À l’occasion de la Journée internationale des droits des femmes, nous avions envie de mettre en lumière celles qui osent investir, et se construire un futur loin des chemins tout tracés. On est allé à la rencontre de (jeunes) femmes qui s’éduquent en matière d’investissement, achètent, rénovent, gèrent, pour se constituer un patrimoine. Et nous inspirent par la même occasion.

Avant de vous lancer dans la lecture de notre article - que vous lirez jusqu’au bout, on en est sûr - on vous propose un petit exercice. Fermez les yeux. Maintenant, imaginez une personne propriétaire de plusieurs biens immobiliers, et pourquoi pas d’un joli portefeuille d’actions. Question : s’agit-il d’un homme ?

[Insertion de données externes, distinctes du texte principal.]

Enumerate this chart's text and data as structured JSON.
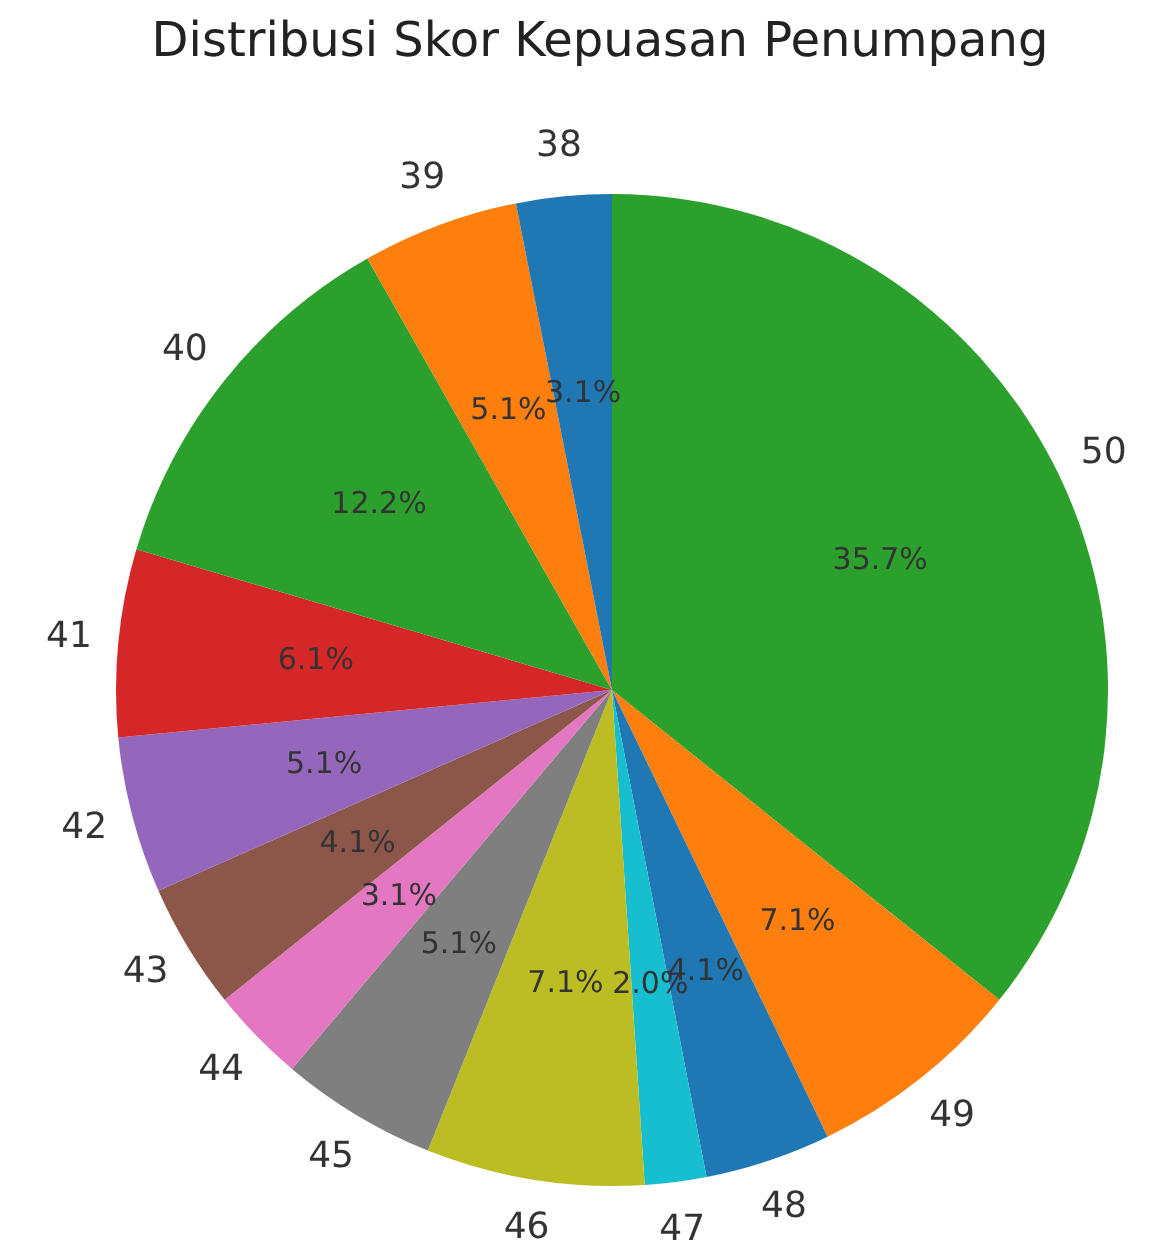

On a beau aimer démonter les idées préconçues, certains clichés ont la vie dure. Et c’est le cas lorsqu’on pense à l’investissement. Il faut dire que tout, du cinéma aux réseaux sociaux, inonde notre imaginaire d’images d’hommes en costards cravate, adossés à leur voiture de luxe. Au-delà du stéréotype, les chiffres sont formels : l’investissement est genré. 65 % des investisseurs dans le logement locatif sont des hommes, par exemple, selon une étude dévoilée en mars 2022 par le site de gestion locative Flatlooker.

Alors, comment font les femmes pour se faire une place dans cet univers masculin ? Qu’est-ce qui les anime, les motive, quel est leur objectif ? On est allé à la rencontre de trois femmes qui investissent. Toutes viennent de la classe moyenne, voire ont connu une certaine précarité. Et si leurs ambitions sont différentes, une chose les rassemble : celle de vouloir décider de leur futur.

Le déclic

Cela fait maintenant 10 ans qu’Allison Jungling a fait de sa passion pour l’immobilier un métier. Pourtant au départ, rien ne la prédestinait à devenir multi-propriétaire. “J’étais vendeuse au Luxembourg. Tous les jours, je faisais la navette entre la boutique qui m’employait et Metz, où j’habitais. J’avais des horaires imposés et j’étais toujours dans le train, dans les bouchons. Résultat je ne voyais pas mon fils.”

Alors jeune maman de 22 ans, elle touchait 1 700 euros pour 40 heures de travail (“et 4 heures de trajet par jour”). Elle était déjà propriétaire d’un bien, acheté pour offrir une maison avec jardin à son petit garçon.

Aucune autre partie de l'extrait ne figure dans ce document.